This post will be short and sweet: I’m sick to death of people in leadership roles that have no business being in them. I will not point fingers and single out people who are in this roles (You don’t have all day for a list that long, and neither do I!) but after reading this, you’ll know be able to spot these sacred cows without any trouble.
Who are they? The people that squash ideas or say, “it’s been done before” or “that won’t work”. The people that have been doing something too long and have become too numb to change, bend, grow, or accept that their way isn’t *the* way any longer. The ones that have stayed on well past their prime and who take credit for any good ideas that finally see the light of day, but for which they had little impact in creating. They’re the ones who acts like they work the hardest, but really, they’re just coasting along collecting a paycheck.

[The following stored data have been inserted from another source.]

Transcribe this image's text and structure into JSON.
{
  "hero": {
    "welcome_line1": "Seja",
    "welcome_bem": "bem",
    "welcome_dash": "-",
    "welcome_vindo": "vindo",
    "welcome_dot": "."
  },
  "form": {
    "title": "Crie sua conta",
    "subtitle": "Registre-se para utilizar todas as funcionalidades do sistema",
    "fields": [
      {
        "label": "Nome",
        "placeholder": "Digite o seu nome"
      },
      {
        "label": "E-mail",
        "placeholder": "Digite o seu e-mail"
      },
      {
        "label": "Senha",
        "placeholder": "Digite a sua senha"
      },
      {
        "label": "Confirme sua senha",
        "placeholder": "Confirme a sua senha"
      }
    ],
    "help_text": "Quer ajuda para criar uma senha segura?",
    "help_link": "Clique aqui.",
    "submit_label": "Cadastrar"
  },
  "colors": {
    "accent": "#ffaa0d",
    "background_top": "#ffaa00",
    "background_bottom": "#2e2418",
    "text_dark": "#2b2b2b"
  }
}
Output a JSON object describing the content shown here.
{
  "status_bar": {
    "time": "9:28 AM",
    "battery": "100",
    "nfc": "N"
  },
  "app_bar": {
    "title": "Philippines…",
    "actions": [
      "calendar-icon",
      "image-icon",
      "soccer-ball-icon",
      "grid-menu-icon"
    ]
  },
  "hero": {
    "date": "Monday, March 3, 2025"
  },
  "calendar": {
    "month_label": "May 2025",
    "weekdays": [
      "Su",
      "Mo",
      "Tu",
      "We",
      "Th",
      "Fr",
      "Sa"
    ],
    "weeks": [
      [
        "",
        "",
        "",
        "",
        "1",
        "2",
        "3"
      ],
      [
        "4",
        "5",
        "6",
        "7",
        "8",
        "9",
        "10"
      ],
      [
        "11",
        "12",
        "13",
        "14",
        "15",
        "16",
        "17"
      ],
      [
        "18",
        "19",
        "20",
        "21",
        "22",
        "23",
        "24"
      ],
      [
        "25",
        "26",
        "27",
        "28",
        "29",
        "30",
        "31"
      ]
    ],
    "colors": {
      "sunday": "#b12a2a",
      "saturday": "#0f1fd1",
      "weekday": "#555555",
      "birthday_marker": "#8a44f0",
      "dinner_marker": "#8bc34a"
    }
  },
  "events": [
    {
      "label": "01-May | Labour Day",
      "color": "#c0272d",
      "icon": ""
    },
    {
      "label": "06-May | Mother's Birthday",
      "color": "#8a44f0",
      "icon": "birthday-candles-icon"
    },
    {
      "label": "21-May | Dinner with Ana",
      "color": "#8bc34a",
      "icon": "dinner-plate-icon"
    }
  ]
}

They are killing your organization.
To be clear, if you enjoy wearing the “Leader” badge for your company, non-profit or other organization, remember that it requires more than the label, it requires more than a placard on your door or desk. You’re in a position of trust, and whether you earned the post or it was just passed on to you, leadership requires more than just showing up at meetings or bossing people around, or sneering at ideas that seem foreign or threatening to your personal agenda; it requires more than just looking around the others in your organization and hoping they come up with the ideas that make you look good. Leadership in this brave, new world requires more than what you’re bringing. This is a shortlist of what you should be bringing, but are not:
- active discussion
- development of resolutions and solutions
- supporting thoughts and ideas that might not even be your own
- braving what you don’t know or understand
- placing confidence in those that know more than you
- tabling your fears and insecurities
- dispensing with defensive mechanisms
- a strong, enviable work ethic
- fearless attitude
- contagious enthusiasm
Right now, the only one that truly believes these people are doing a good job is them. The onus is on the rest of us to call them out and bring attention to the problem, then solve it. One of two things will happen: they’ll use it as an opportunity to reinvent themselves and become better, or (2) they’ll be forced (by good sense, hopefully) to hand the reigns over to someone who can or is willing to do a better job. “Leave it better than you found it” isn’t a term reserved for hiking trails and campsites. It applies in business as well.